Ingredients:
- 2 cups day-old Tuscan bread or other rustic loaf, cut into 1” cubes
- 1 cup ripe cherry or Piccadilly tomatoes, halved
- Pinch of sea salt
- ¼ red bell pepper, cored, seeded and cut into julienne
- ¼ yellow bell pepper, cored, seeded and cut into julienne
- 1 sweet Tropea onion, thinly sliced
- ½ cup fresh basil leaves
- 1 tablespoon fresh oregano, chopped
- Salt and freshly milled pepper to taste"
Preparation:
Time: 30 minutes
Yield: 4 SERVINGS
- Preheat the oven to 425° F.
- In a bowl, toss the bread with 2 tablespoons of oil.

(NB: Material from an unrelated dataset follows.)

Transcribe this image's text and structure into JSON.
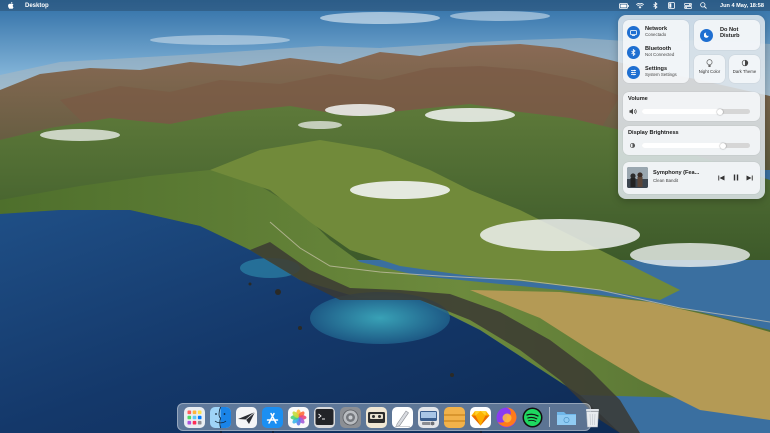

- Spread the bread on a parchment-lined baking sheet and toast in the oven until crunchy on the outside but still soft inside, about 7 minutes.
- Set the tomatoes in a strainer over a bowl and salt them lightly to extract the excess moisture. Set the tomato water aside.
- 5 minutes before serving, put the bread cubes in a serving bowl and pour the tomato water over them.
- While the bread absorbs the tomato water, shred the basil.
- Toss the tomatoes, peppers, onion, oregano and basil with the bread.
- Drizzle 6 tablespoons of oil over the salad.
- Season with salt and pepper to taste.